Metrics Service

Metrics Service Overview

The Cougaar Metrics Service records and integrates metrics data captured by local sensors, such as CPU load and message traffic sensors, and advertises these real-time metrics to local components and remote user interfaces. For example servlet view snapshots, see the Operation Using Servlets page. The remainder of this manual covers the design, configuration, and developer use of the Metrics Service.

The Metrics Service constructs and maintains a data model which integrates raw sensor values from sources throughout any given Node’s containment hierarchy, reconciling conflicting sensor view as needed. The resulting metrics are accessible to any client Component in that Node. The data-model perspective is always local to the given Node, though the information may also include data about, and in some cases from, remote Nodes and Agents.
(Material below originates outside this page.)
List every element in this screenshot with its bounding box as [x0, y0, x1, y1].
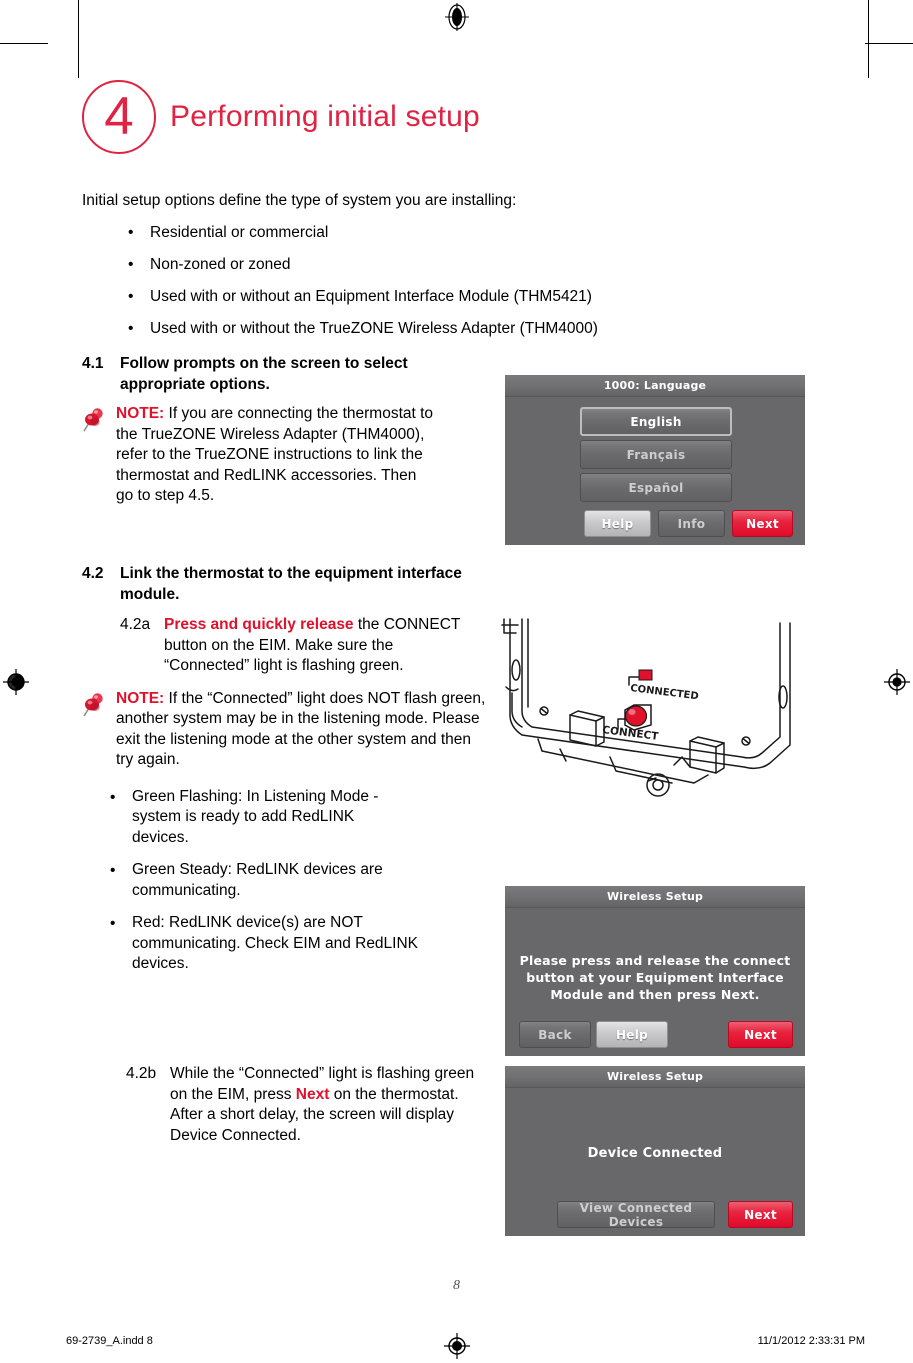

The Metrics Service data model is updated in real-time in a demand-based way. As a result, a given data model becomes a more comprehensive view of the society as a whole not only as available data increases but also as demand increases. The services themselves do not do any measurements. Their function is only to collect and integrate raw values into a coherent and reliable data model, and to provide integrated best-guess metrics to clients that need them.
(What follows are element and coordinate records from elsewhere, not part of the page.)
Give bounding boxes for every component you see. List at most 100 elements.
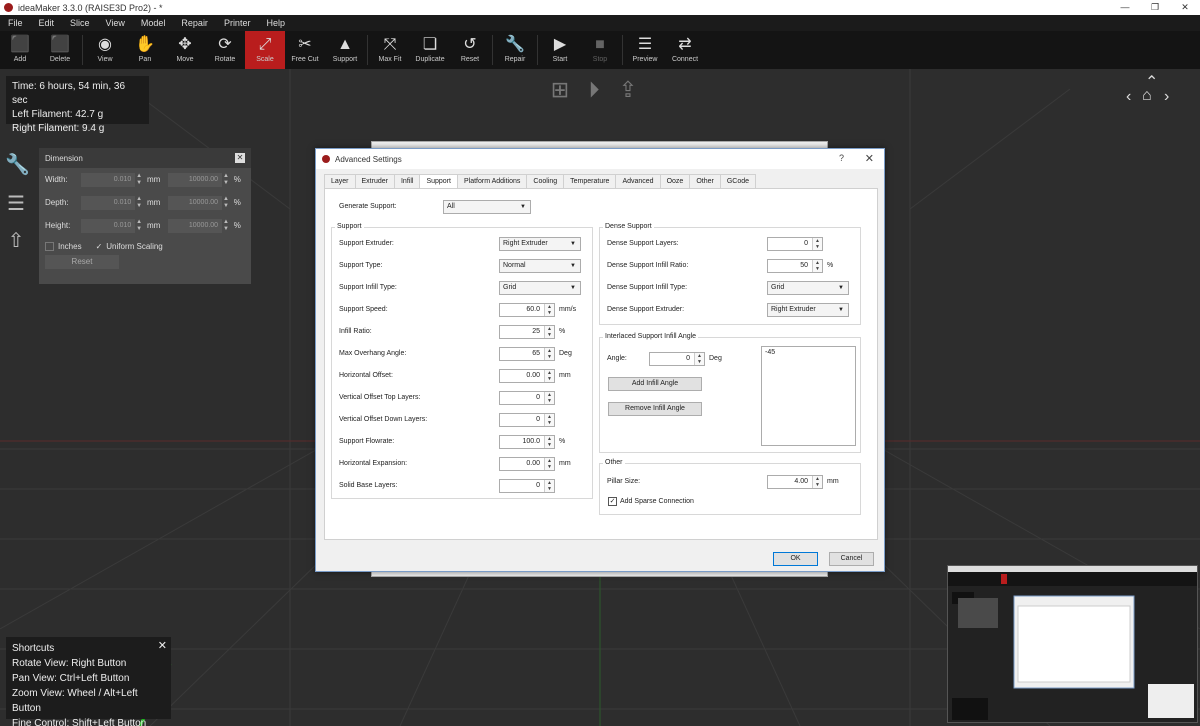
ok-button[interactable]: OK (773, 552, 818, 566)
tab-gcode[interactable]: GCode (719, 174, 757, 188)
dense-support-extruder-select[interactable]: Right Extruder ▼ (767, 303, 849, 317)
spinner-icon[interactable]: ▲ ▼ (135, 196, 143, 210)
tab-other[interactable]: Other (689, 174, 721, 188)
export-icon[interactable]: ⇪ (615, 77, 641, 103)
tab-support[interactable]: Support (419, 174, 458, 189)
tool-view-button[interactable]: ◉ View (85, 31, 125, 69)
chevron-right-icon[interactable]: › (1164, 88, 1169, 106)
help-icon[interactable]: ? (839, 153, 844, 163)
horizontal-expansion-input[interactable]: 0.00 ▲ ▼ (499, 457, 555, 471)
tool-max-fit-button[interactable]: ⤧ Max Fit (370, 31, 410, 69)
checkmark-icon[interactable]: ✓ (96, 242, 103, 251)
generate-support-select[interactable]: All ▼ (443, 200, 531, 214)
menu-printer[interactable]: Printer (216, 18, 259, 28)
dense-support-infill-type-select[interactable]: Grid ▼ (767, 281, 849, 295)
overhang-angle-input[interactable]: 65 ▲ ▼ (499, 347, 555, 361)
tab-infill[interactable]: Infill (393, 174, 421, 188)
menu-file[interactable]: File (0, 18, 31, 28)
width-percent-field[interactable]: 10000.00 (168, 172, 223, 187)
tab-cooling[interactable]: Cooling (526, 174, 565, 188)
menu-slice[interactable]: Slice (62, 18, 98, 28)
solid-base-layers-input[interactable]: 0 ▲ ▼ (499, 479, 555, 493)
width-field[interactable]: 0.010 (81, 172, 136, 187)
tool-connect-button[interactable]: ⇄ Connect (665, 31, 705, 69)
tool-free-cut-button[interactable]: ✂ Free Cut (285, 31, 325, 69)
spinner-icon[interactable]: ▲ ▼ (544, 480, 554, 492)
upload-icon[interactable]: ⇧ (5, 230, 27, 252)
wrench-icon[interactable]: 🔧 (5, 154, 30, 176)
spinner-icon[interactable]: ▲ ▼ (222, 173, 230, 187)
depth-percent-field[interactable]: 10000.00 (168, 195, 223, 210)
spinner-icon[interactable]: ▲ ▼ (222, 196, 230, 210)
horizontal-offset-input[interactable]: 0.00 ▲ ▼ (499, 369, 555, 383)
tab-temperature[interactable]: Temperature (563, 174, 617, 188)
reset-button[interactable]: Reset (45, 255, 119, 269)
sparse-connection-checkbox[interactable]: ✓ (608, 497, 617, 506)
spinner-icon[interactable]: ▲ ▼ (544, 304, 554, 316)
tool-pan-button[interactable]: ✋ Pan (125, 31, 165, 69)
infill-angle-list[interactable]: -45 (761, 346, 856, 446)
tool-support-button[interactable]: ▲ Support (325, 31, 365, 69)
spinner-icon[interactable]: ▲ ▼ (544, 414, 554, 426)
play-circle-icon[interactable]: ⏵ (581, 77, 607, 103)
close-icon[interactable]: ✕ (1170, 0, 1200, 15)
spinner-icon[interactable]: ▲ ▼ (544, 326, 554, 338)
depth-field[interactable]: 0.010 (81, 195, 136, 210)
tab-ooze[interactable]: Ooze (659, 174, 691, 188)
tool-reset-button[interactable]: ↺ Reset (450, 31, 490, 69)
vertical-offset-top-input[interactable]: 0 ▲ ▼ (499, 391, 555, 405)
dense-support-layers-input[interactable]: 0 ▲ ▼ (767, 237, 823, 251)
chevron-left-icon[interactable]: ‹ (1126, 88, 1131, 106)
spinner-icon[interactable]: ▲ ▼ (135, 219, 143, 233)
menu-model[interactable]: Model (133, 18, 174, 28)
close-icon[interactable]: ✕ (235, 153, 245, 163)
menu-view[interactable]: View (98, 18, 133, 28)
tool-add-button[interactable]: ⬛ Add (0, 31, 40, 69)
spinner-icon[interactable]: ▲ ▼ (812, 238, 822, 250)
infill-angle-input[interactable]: 0 ▲ ▼ (649, 352, 705, 366)
tab-extruder[interactable]: Extruder (354, 174, 395, 188)
dense-support-infill-ratio-input[interactable]: 50 ▲ ▼ (767, 259, 823, 273)
tab-platform-additions[interactable]: Platform Additions (456, 174, 528, 188)
remove-infill-angle-button[interactable]: Remove Infill Angle (608, 402, 702, 416)
menu-edit[interactable]: Edit (31, 18, 63, 28)
close-icon[interactable]: ✕ (865, 152, 874, 165)
infill-ratio-input[interactable]: 25 ▲ ▼ (499, 325, 555, 339)
spinner-icon[interactable]: ▲ ▼ (812, 260, 822, 272)
pillar-size-input[interactable]: 4.00 ▲ ▼ (767, 475, 823, 489)
spinner-icon[interactable]: ▲ ▼ (694, 353, 704, 365)
tool-rotate-button[interactable]: ⟳ Rotate (205, 31, 245, 69)
plus-icon[interactable]: ⊞ (547, 77, 573, 103)
minimize-icon[interactable]: — (1110, 0, 1140, 15)
tool-duplicate-button[interactable]: ❏ Duplicate (410, 31, 450, 69)
support-type-select[interactable]: Normal ▼ (499, 259, 581, 273)
spinner-icon[interactable]: ▲ ▼ (544, 348, 554, 360)
home-icon[interactable]: ⌂ (1142, 87, 1152, 105)
tab-layer[interactable]: Layer (324, 174, 356, 188)
spinner-icon[interactable]: ▲ ▼ (222, 219, 230, 233)
spinner-icon[interactable]: ▲ ▼ (812, 476, 822, 488)
spinner-icon[interactable]: ▲ ▼ (544, 392, 554, 404)
tool-stop-button[interactable]: ■ Stop (580, 31, 620, 69)
add-infill-angle-button[interactable]: Add Infill Angle (608, 377, 702, 391)
cancel-button[interactable]: Cancel (829, 552, 874, 566)
support-extruder-select[interactable]: Right Extruder ▼ (499, 237, 581, 251)
close-icon[interactable]: ✕ (158, 639, 167, 654)
tab-advanced[interactable]: Advanced (615, 174, 661, 188)
tool-delete-button[interactable]: ⬛ Delete (40, 31, 80, 69)
inches-checkbox[interactable] (45, 241, 54, 251)
spinner-icon[interactable]: ▲ ▼ (544, 436, 554, 448)
list-item[interactable]: -45 (765, 349, 852, 356)
spinner-icon[interactable]: ▲ ▼ (135, 173, 143, 187)
vertical-offset-down-input[interactable]: 0 ▲ ▼ (499, 413, 555, 427)
height-field[interactable]: 0.010 (81, 218, 136, 233)
tool-preview-button[interactable]: ☰ Preview (625, 31, 665, 69)
spinner-icon[interactable]: ▲ ▼ (544, 370, 554, 382)
tool-move-button[interactable]: ✥ Move (165, 31, 205, 69)
spinner-icon[interactable]: ▲ ▼ (544, 458, 554, 470)
height-percent-field[interactable]: 10000.00 (168, 218, 223, 233)
tool-scale-button[interactable]: ⤢ Scale (245, 31, 285, 69)
support-speed-input[interactable]: 60.0 ▲ ▼ (499, 303, 555, 317)
maximize-icon[interactable]: ❐ (1140, 0, 1170, 15)
support-flowrate-input[interactable]: 100.0 ▲ ▼ (499, 435, 555, 449)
Note that the Metric Service role is limited to capturing the current state of the society and its underlying resources. The Metrics Service gives the best guess at what the society is doing now from the local Nodes perspective. The Metrics Service does not support other kinds of statistics gathering, such as event/traps, time history, resource control, or policy management. Other Cougaar services handle these kinds of access mechanisms, even though the underlying statistics may be similar.

A Node’s Metrics Service data model can be accessed by several ways, each tailored for a different type of consumer. When reading, Metrics are named based on looking of a formula in the data model. Since the lookup can follow relative relationship between resource contexts in the model, the lookup syntax is called a Path.

  • Components can read metrics using direct calls to the MetricsService interface. The interface supports both query or subscribe to specific metrics.
  • Operators and debuggers can access tables of metrics using Servlets
  • Management/Monitoring Agents can subscribe to metrics which are not collected locally, but which are collected on remote nodes. The Gossip Service will automatically transport these metrics to the local node.
  • The Adaptivity Engine has a standard interface and naming convention for accessing metrics in rule-books.
  • ACME and CSMART will be able to access metrics via a Servlet which returns queries in XML or Cougaar Properites format. (Not available in 10.4.0).
  • The QuO framework for generating QoS adaptive Aspects and Comonents has access to metrics, by using QuO SysConds.

The Metrics Services has several ways for sensors to write metric values into the Node’s local data model. When writing, Metrics are named using on a hieractical naming convention called Keys

  • Components can write metrics using direct calls to the MetricsUpdateService
  • Network/System Management Systems can import external information about the network and host configurations. Special DataFeeds can be created to import information in different formats. For example, default configuation information can be imported from a web page or file using a PropertiesDataFeed, see Configuring The Metrics Service.

Sources of the Metrics Service can be explained as differing flows, with data from sensor code, netowrk management configuration files, and even host-level probes.

 Engineering Assessment

Null Metrics Service

For engineering assessment, it is possible to configure the metric service to add or remove functionality. The assessment idea is to remove as much functionality as possible to obtain a base line. The functionality is then added back piece by piece and the system is re-evalutate to determine the overhead.

The first level of testing is to remove the metrics service sensors and clients. To remove the clients of the service, the metrics rules should not be loaded into the society XML. Past measurements show that the metric service clients and less than 10% load on a Node.

Another level of base-lining is to remove the metric-service implementation itself. The Metric Service is really a wrapper around the QuO Resource Status Service. If the RSS class is not found, the wrapper will act as a blackhole. The MetricsService will accept subscriptions, queries, but the wrapper will always return a NO-VALUE Metric. Also, MetricsUpdaterService can input with key-value pairs, but the wrapper will just drop them.
The empty implementation of MetricsService returns a 0-credibility metric with the provenance set to “undefined” (this constant UndefinedMetric) for all getValue calls and does nothing for all subscribeToValue and unsubscribeToValue calls. The empty implementation of MetricsUpdateServicedoes nothing for the updateValue call.
Of course none of the Metrics clients will work, and should not be configured in the society XML.

In 11.0 you can disable the QuO -RSS implementation, getting empty implementations of the MetricsService and the MetricsUpdateService, if qos.jar isn’t accessible. Simply remove the quoSumo.jar from the Class path $CIP/sys/qouSumo.jar.
In subsequent releases you get empty implementations of the MetricsService and the MetricsUpdateServiceby loading the component org.cougaar.core.qos.metrics.MetricsServiceProvider. Full Component-loading isn’t functional in 11.0, so provided is a workaround to do this with a -D flag:

-Dorg.cougaar.society.xsl.param.metrics=trivial.